Initial Communalities
selects initial values of communality.
1) Unity: all initial communalities are set to one (uniquenesses=zero);
to be used with "Non-iterated Principal Factor" to obtain principal component solutions.
2) Squared Multiple Correlation (SMC)
MC(j)=1 - Inv(R)(j, j)
(Inv(R): inverse of the correlation matrix)
3) Joereskog's formula: =1 - {1 - m / (2p)} / Inv(R)(j, j)
(m: number of factors; p: number of variables)
Rotation
1) Orthomax rotations with a weight (W): Varimax (W=1); Quartimax (W=0); Biquartimax (W=0.5);
Equamax (W=M/2); and General Orthomax with arbitrary W.
2) Oblimin rotations for Simple Structure:
Covarimin (W=1); Quartimin (W=0); Biquartimin (W=0.5); and General Oblimin with arbitrary W.
3) Oblimin rotations for Simple Pattern: gives solutions corresponding to "direct" oblimin method.

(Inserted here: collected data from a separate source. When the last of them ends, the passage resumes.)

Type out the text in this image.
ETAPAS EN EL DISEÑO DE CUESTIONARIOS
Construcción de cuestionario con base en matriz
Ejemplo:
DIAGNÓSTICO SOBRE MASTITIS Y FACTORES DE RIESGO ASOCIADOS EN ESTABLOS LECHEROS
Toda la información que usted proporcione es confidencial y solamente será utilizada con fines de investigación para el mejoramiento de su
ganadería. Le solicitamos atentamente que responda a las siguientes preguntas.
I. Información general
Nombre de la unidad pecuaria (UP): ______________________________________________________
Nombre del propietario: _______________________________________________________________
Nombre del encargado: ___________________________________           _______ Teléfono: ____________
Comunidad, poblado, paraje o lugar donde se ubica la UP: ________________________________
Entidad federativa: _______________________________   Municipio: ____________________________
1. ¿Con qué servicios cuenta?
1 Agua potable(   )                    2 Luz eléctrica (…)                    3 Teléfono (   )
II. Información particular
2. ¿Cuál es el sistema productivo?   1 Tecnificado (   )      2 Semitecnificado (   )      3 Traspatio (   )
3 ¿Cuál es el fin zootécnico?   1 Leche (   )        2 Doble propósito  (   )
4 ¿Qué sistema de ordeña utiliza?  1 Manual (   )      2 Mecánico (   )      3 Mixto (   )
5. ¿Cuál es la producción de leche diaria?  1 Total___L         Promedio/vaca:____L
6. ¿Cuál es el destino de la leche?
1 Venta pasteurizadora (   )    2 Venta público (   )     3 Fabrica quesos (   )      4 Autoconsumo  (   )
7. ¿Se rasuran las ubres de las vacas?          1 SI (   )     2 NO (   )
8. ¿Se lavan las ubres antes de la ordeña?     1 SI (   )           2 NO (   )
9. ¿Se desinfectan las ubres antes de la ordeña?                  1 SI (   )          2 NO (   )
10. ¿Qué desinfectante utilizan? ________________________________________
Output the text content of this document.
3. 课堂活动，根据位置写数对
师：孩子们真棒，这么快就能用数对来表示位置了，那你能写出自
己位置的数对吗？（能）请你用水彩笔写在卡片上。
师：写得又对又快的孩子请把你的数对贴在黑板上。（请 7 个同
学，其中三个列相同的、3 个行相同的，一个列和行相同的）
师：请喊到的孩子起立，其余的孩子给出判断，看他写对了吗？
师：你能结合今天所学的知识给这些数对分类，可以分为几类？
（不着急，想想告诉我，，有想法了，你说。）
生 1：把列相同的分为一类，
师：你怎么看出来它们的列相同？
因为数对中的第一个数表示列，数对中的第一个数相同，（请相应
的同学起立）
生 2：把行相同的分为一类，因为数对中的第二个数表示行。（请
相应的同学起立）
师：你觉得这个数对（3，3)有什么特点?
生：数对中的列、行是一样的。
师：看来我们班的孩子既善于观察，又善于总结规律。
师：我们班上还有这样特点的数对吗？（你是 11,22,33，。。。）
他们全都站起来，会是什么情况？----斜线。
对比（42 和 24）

4) Procrustean rotations: Orthogonal Procrustes; Oblique Procrustes with Target Pattern; and Oblique Procrustes with Target Structure:
performs Procrustean rotations with a user-given matrix as the target pattern or structure matrix;
you have to specify the location of the first element of the target matrix in the "Target Matrix for Procrustes" frame.
Normalize Loadings
applies to orthomax and oblimin rotations.
When checked, "normal" varimax, etc is performed.

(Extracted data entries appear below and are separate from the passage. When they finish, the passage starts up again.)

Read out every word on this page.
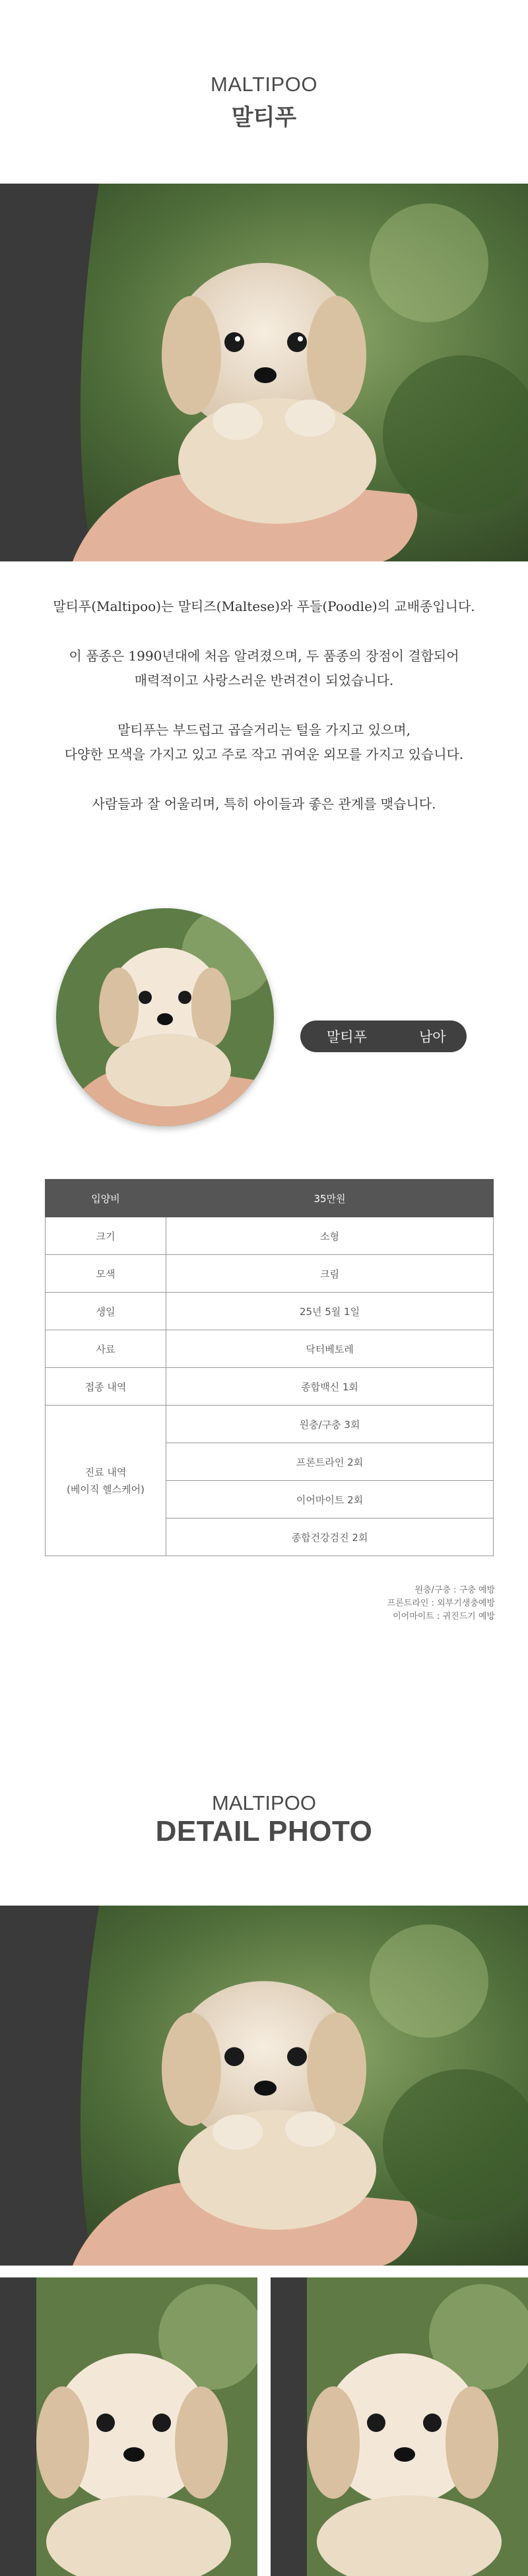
MALTIPOO
말티푸

말티푸(Maltipoo)는 말티즈(Maltese)와 푸들(Poodle)의 교배종입니다.

이 품종은 1990년대에 처음 알려졌으며, 두 품종의 장점이 결합되어
매력적이고 사랑스러운 반려견이 되었습니다.

말티푸는 부드럽고 곱슬거리는 털을 가지고 있으며,
다양한 모색을 가지고 있고 주로 작고 귀여운 외모를 가지고 있습니다.

사람들과 잘 어울리며, 특히 아이들과 좋은 관계를 맺습니다.

말티푸	남아
입양비	35만원
크기	소형
모색	크림
생일	25년 5월 1일
사료	닥터베토레
접종 내역	종합백신 1회
진료 내역
(베이직 헬스케어)	원충/구충 3회
	프론트라인 2회
	이어마이트 2회
	종합건강검진 2회
원충/구충 : 구충 예방
프론트라인 : 외부기생충예방
이어마이트 : 귀진드기 예방
MALTIPOO
DETAIL PHOTO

When unchecked, "raw" varimax, etc is performed.
Normalize Target
applies to Procrustean rotations.
When checked, the target matrix is normalized.
When unchecked, the raw target matrix is used.
Promax Rotation
1) No Rotation
2) For Simple Pattern
3) For Simple Structure
first performs one of the orthomax rotations in the "Rotation" menu (usually varimax), raises the elements of the rotated loadings to some power, specified by "Power", and then performs an oblique Procrustean rotation with the modified loadings as the target pattern matrix (2) or structure matrix (3).
Factor Scores
specifies the method to estimate factor scores.
1) No Score Output
2) Regression Method
3) Bartlett's Method
Cluster Analysis
Options for Cluster Analysis
Clustering Method
"Nearest Neighbor", "Furthest Neighbor" and "Group Average" methods:
can be used for all data types and all measures.
"Centroid", "Median", "Ward" and "Flexible" methods:
can be used only for "Raw Data" or "Euclidean Dissimilarity Matrix" data type with "Non-standardized Euclidean" or "Standardized Euclidean" measure.
Output in Squared Distances
When checked, elements in dissimilarity matrix and the value axis of the dendrogram are given in squared distances;
available only for "Raw Data" or "Euclidean Dissimilarity Matrix" data type with "Group Average", "Centroid" or "Ward" method.